Sunday, February 6, 2011
Netflix: An Engine of Economic Inequality?
Progressive are correct that we should be troubled by growing economic inequality and unemployment, but they mistakenly present government policies as the primary culprits. Their narratives usually attribute the GW Bush Tax Cuts and "anti-union policies," whereas I believe that globalization and technological innovation play a much larger role in the increasingly skewed distribution of wealth.

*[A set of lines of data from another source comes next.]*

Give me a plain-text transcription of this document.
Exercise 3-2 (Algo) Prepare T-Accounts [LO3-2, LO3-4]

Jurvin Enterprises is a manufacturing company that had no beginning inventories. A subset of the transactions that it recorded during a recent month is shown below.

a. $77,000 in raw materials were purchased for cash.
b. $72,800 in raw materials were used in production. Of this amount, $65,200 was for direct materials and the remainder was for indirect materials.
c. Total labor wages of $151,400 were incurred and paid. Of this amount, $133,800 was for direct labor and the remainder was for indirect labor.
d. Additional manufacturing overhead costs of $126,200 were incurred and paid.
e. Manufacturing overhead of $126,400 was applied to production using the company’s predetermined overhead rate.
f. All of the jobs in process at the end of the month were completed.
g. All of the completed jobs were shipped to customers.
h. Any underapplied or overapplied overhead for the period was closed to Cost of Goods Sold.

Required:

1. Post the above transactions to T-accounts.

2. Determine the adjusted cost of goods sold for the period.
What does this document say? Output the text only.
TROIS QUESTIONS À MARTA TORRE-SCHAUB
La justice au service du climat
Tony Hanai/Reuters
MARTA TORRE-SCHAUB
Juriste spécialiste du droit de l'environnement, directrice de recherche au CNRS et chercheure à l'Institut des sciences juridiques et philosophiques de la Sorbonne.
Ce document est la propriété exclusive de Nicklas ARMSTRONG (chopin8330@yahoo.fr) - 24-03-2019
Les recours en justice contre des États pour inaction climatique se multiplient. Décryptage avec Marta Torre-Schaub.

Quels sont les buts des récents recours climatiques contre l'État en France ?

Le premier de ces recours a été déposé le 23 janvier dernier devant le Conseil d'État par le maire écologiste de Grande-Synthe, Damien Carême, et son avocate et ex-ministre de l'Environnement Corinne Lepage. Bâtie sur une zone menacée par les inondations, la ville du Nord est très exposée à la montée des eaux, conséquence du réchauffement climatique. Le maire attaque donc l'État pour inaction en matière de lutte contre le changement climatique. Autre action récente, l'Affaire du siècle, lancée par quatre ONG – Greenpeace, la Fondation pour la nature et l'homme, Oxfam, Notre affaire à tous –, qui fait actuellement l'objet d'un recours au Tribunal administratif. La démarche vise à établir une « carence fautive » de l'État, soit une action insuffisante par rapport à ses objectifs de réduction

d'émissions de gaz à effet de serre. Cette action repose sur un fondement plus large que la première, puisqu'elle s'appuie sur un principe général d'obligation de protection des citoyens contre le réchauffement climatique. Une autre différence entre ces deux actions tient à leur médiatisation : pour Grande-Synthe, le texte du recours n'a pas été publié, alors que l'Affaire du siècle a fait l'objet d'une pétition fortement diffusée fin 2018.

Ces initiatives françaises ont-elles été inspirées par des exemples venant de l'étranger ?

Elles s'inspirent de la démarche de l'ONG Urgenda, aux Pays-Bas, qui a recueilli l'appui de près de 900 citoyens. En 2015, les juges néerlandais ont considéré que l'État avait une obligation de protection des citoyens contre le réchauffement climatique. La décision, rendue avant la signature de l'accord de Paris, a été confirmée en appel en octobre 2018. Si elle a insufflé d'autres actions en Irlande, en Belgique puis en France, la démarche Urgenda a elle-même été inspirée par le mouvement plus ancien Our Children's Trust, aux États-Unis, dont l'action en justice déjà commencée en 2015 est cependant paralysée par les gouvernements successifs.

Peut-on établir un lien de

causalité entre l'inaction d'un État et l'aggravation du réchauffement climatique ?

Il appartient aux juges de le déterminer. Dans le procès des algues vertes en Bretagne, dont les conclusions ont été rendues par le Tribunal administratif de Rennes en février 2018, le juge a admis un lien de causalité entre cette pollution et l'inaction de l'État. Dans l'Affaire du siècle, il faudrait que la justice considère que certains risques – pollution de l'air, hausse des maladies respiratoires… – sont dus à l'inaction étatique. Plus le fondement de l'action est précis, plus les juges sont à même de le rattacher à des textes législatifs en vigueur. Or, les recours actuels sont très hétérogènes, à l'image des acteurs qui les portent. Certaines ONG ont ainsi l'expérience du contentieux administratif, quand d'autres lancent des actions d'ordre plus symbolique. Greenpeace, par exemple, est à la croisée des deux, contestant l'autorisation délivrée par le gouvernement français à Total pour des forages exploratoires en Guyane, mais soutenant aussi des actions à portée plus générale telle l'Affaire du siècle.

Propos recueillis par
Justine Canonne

One sector of the economy that offers insight into this phenomena is the video rentals industry. Growing up, I recall there were quite a few smaller, independently owned video stores. So, we can presume that the distribution of the AIE (aggregate industry earnings) was fairly equitable. In the late 1980's, Blockbuster Videos rapidly expanded, becoming a multi-billion dollar national chain. Because of its scale of production, it was able to offer lower prices, a larger selection and more extensive marketing than its competitors, which drove most of them out of business. In addition, they expanded into music and video game rentals. This resulted in a less equitable AIE, with a greater share of "video rental wealth" being concentrated in the hands of Blockbuster.
Out of nowhere, Netflix blazed onto the scene and in a remarkably short time tore into Blockbuster's market share. I am quite certain that this was a major factor in Blockbuster's recent declaration of bankruptcy. And with each store closure, the AIE are concentrated in fewer hands and employment opportunities are at least nominally diminished for low skill workers. Conversely the growth of Netflix generated employment opportunities mostly for highly skilled, highly paid workers, such as network architects, web designers and data analysts. We see that an industry that once required (let's say) 100,000 workers is now able to provide consumers better service, greater selection and lower costs with 1/5 the workers.
Although most Americans are not pleased with shifts in the income distribution, I don't know a single person who is willing to leave Netflix and support Blockbuster via their own consumer or tax dollars. In the end, the best we can do is provide greater educational opportunities for those who wish to develop the skills necessary to fill or (better yet) create high tech, high paying jobs. For companies and individuals unwilling or unable to evolve, there is little we can do.